Record Updating There are three possible situations: The update changes secondary key (if the secondary key is changed, we may have to rearrange the secondary key index so it stays in sorted order) The update changes the primary key (it has a big impact on the primary key index but in the secondary key index we only need to update the affected primary key field) CPSC 231 Indexing (D.H.)

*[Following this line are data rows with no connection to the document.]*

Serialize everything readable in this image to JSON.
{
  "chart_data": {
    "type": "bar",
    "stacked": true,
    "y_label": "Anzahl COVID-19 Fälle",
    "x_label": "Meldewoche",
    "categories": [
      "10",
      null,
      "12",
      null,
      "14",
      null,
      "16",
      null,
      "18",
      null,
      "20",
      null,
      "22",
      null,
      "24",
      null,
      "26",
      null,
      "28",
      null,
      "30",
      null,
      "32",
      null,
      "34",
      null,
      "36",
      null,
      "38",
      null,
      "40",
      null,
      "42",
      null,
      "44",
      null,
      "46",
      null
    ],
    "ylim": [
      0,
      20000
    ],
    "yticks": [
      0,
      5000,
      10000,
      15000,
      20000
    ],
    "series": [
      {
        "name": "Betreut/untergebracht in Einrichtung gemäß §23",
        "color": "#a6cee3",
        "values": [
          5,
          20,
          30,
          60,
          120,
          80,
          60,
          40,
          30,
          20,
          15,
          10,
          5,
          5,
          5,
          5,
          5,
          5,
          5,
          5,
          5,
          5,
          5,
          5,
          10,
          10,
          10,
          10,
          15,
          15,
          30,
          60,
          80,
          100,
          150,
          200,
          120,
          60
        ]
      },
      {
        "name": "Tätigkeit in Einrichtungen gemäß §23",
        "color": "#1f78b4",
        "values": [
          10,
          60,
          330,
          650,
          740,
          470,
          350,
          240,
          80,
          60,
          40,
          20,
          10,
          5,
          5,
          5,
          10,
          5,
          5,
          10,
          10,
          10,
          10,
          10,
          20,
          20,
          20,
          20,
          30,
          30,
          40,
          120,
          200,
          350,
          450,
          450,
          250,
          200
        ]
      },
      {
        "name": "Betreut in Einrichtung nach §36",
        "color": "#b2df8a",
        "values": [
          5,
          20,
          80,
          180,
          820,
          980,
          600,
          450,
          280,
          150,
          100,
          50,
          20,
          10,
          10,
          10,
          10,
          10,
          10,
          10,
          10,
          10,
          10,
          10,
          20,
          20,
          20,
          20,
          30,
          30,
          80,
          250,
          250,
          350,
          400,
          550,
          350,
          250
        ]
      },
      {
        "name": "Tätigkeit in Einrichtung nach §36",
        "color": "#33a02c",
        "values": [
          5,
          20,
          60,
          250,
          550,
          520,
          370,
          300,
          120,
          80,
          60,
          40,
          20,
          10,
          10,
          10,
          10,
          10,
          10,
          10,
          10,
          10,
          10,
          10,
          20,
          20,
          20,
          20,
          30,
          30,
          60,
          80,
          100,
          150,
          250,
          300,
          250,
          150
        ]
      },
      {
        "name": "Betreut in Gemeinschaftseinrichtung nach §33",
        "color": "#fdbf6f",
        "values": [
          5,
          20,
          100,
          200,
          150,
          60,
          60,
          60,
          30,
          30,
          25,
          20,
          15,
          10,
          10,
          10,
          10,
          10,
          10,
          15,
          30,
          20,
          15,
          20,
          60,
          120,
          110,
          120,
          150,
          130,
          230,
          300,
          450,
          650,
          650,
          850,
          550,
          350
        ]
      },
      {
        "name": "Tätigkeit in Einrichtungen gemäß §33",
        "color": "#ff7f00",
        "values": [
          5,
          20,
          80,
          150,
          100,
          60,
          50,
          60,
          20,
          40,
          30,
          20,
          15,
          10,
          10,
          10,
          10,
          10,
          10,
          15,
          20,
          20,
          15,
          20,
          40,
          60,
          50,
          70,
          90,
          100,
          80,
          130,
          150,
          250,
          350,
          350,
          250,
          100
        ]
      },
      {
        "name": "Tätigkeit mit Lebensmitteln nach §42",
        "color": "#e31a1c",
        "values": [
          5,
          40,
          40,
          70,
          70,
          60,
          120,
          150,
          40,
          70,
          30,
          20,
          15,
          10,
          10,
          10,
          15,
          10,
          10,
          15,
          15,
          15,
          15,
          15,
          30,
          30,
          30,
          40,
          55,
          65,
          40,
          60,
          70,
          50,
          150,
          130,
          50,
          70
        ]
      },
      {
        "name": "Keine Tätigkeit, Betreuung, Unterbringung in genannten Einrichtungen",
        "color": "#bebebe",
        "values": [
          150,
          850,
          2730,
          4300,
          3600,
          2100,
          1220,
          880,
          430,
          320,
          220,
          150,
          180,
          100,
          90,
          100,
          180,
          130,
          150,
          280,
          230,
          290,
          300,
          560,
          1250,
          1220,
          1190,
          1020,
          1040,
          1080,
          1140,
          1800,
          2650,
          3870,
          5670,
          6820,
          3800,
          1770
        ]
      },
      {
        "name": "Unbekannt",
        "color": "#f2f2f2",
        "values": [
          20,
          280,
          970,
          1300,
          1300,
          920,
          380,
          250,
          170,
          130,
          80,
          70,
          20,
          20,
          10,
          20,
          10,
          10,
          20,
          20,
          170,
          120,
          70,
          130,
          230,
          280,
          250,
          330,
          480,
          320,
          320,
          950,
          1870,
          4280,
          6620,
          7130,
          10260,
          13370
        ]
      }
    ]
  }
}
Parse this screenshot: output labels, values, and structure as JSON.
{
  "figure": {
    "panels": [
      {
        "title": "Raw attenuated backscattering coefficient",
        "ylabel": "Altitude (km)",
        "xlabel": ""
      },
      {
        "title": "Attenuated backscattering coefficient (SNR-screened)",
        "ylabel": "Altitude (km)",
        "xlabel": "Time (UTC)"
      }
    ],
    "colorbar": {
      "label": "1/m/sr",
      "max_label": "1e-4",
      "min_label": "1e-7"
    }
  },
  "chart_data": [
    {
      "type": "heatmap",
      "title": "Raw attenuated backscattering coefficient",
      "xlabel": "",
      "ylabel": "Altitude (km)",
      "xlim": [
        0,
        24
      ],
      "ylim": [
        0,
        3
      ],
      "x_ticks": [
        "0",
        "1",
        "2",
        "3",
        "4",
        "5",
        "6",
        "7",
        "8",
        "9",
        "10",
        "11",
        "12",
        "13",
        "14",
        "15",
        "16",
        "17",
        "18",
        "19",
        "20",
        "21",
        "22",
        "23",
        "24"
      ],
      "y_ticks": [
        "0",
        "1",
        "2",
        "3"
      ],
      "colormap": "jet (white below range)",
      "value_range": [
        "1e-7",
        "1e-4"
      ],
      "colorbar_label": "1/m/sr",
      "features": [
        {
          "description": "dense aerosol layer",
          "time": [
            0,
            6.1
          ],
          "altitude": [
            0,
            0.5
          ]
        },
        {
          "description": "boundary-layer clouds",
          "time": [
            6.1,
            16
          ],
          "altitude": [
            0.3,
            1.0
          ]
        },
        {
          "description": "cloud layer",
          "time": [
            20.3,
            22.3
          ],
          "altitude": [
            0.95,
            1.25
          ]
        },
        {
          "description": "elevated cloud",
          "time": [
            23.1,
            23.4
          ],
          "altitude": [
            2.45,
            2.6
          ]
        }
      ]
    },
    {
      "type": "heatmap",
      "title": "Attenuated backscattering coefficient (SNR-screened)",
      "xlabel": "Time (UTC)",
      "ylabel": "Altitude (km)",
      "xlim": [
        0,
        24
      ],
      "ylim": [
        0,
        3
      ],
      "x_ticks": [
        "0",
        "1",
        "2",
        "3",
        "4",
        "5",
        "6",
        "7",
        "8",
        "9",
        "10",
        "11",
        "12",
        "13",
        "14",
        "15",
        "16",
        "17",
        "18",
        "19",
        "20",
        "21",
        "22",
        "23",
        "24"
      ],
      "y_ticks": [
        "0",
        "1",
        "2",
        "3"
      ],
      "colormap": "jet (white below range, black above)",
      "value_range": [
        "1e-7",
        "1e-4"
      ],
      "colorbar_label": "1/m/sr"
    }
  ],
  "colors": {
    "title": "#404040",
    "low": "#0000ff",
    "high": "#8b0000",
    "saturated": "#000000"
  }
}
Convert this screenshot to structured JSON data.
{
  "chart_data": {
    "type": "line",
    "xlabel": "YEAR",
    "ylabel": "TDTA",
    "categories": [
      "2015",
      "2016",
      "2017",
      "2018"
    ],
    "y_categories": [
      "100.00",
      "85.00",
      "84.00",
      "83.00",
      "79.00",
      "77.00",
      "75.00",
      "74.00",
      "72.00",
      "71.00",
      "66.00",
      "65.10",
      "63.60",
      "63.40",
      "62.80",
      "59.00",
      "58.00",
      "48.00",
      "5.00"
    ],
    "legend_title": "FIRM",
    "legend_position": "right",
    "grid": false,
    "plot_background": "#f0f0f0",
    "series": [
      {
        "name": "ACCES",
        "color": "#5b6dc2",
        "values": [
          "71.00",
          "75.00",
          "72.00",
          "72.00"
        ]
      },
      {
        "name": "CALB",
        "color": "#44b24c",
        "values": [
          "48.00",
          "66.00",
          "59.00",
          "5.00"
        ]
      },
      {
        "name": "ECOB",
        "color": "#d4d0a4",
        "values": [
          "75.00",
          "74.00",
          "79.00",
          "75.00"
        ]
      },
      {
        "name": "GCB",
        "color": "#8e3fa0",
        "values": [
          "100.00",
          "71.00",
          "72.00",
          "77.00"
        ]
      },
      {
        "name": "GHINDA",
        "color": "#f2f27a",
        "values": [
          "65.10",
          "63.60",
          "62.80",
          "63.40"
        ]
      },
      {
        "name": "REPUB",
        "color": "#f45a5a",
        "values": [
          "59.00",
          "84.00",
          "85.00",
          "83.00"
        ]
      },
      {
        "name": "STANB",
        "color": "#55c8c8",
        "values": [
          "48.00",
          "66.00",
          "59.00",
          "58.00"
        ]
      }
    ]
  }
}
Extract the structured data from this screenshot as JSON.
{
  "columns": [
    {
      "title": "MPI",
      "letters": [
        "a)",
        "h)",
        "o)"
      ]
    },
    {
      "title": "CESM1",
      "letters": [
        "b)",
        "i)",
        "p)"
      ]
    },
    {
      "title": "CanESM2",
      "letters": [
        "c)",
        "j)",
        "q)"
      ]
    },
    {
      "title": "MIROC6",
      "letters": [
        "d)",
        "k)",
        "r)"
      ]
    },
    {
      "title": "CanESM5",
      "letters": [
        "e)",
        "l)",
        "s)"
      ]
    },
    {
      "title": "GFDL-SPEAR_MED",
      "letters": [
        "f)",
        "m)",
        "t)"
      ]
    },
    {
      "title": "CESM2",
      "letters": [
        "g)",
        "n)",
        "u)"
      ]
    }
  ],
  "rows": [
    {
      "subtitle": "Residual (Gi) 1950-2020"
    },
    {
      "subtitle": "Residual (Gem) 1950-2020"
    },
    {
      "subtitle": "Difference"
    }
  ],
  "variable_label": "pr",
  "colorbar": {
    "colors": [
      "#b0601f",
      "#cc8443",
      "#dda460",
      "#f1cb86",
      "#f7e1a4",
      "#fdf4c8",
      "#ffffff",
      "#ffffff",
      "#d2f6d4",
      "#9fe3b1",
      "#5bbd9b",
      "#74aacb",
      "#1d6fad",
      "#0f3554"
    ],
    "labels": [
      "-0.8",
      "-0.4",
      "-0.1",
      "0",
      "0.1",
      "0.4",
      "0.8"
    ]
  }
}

Record Updating Update is confined to other fields: all updates that do not affect either the primary or secondary key fields do not affect the secondary key index, even if the update is substantial. CPSC 231 Indexing (D.H.)

Retrieving Data with Multiple Secondary Keys Example: If we want to find all CDs in a music store that have Beethoven’s Symphony No. 9 then we should search data files by using the following secondary keys: composer AND title. Both of those searches should produce a list of CDs by providing their primary keys. CPSC 231 Indexing (D.H.)

Boolean AND in searches EG. The search by composer could produce the following list of CDs (ANG3795, DG139201, DG18807, RCA2626) and the search by title could produce the following list of CDs (ANG3795, COL31809, DG18807) The CDs that we are interested in will have to belong to both of the above lists. (In other words we are taking an intersection of two sets) WHY? CPSC 231 Indexing (D.H.)

Boolean OR searches If we want to find all CDs by Beethoven and Chopin then we will use OR operation in our secondary key searches. To obtain the list of CDs that we are interested we would have to combine the outcomes of both searches (or use a union of two sets) WHY? CPSC 231 Indexing (D.H.)

Cons of the Current Secondary Index Structure Index file has to be rearranged every time a new record is added to the file. If there are duplicate secondary keys, the secondary key field is repeated for each entry. CPSC 231 Indexing (D.H.)

Improvements to the secondary index key structure Solution 1 Allow for multiple primary keys to be associated with a single secondary key by allocating an array of primary keys for each secondary key entry. Solves the problem of sorting each time when an new entry is added. Suffers from internal fragmentation (WHY?), and the number of allocated entries in the array may prove too small. CPSC 231 Indexing (D.H.)

Improvements to the secondary index key structure Solution 2 Create an inverted list of indexes. Have each secondary key point to a list of primary key references associated with it. This method eliminates most of the problems associated with maintaining a secondary index file. WHY? CPSC 231 Indexing (D.H.)

Selective Index A selective index contains keys for only a portion of the records in the data file. Such an index provides the user with a view of a specific subset of the file’s records. (E.G. all CDs of Beethoven’s work produced in 1998) CPSC 231 Indexing (D.H.)

Binding Binding takes place when a key is associated with a particular physical record in the data file. This can take place either during the preparation of the data file and indexes or later on during program execution. CPSC 231 Indexing (D.H.)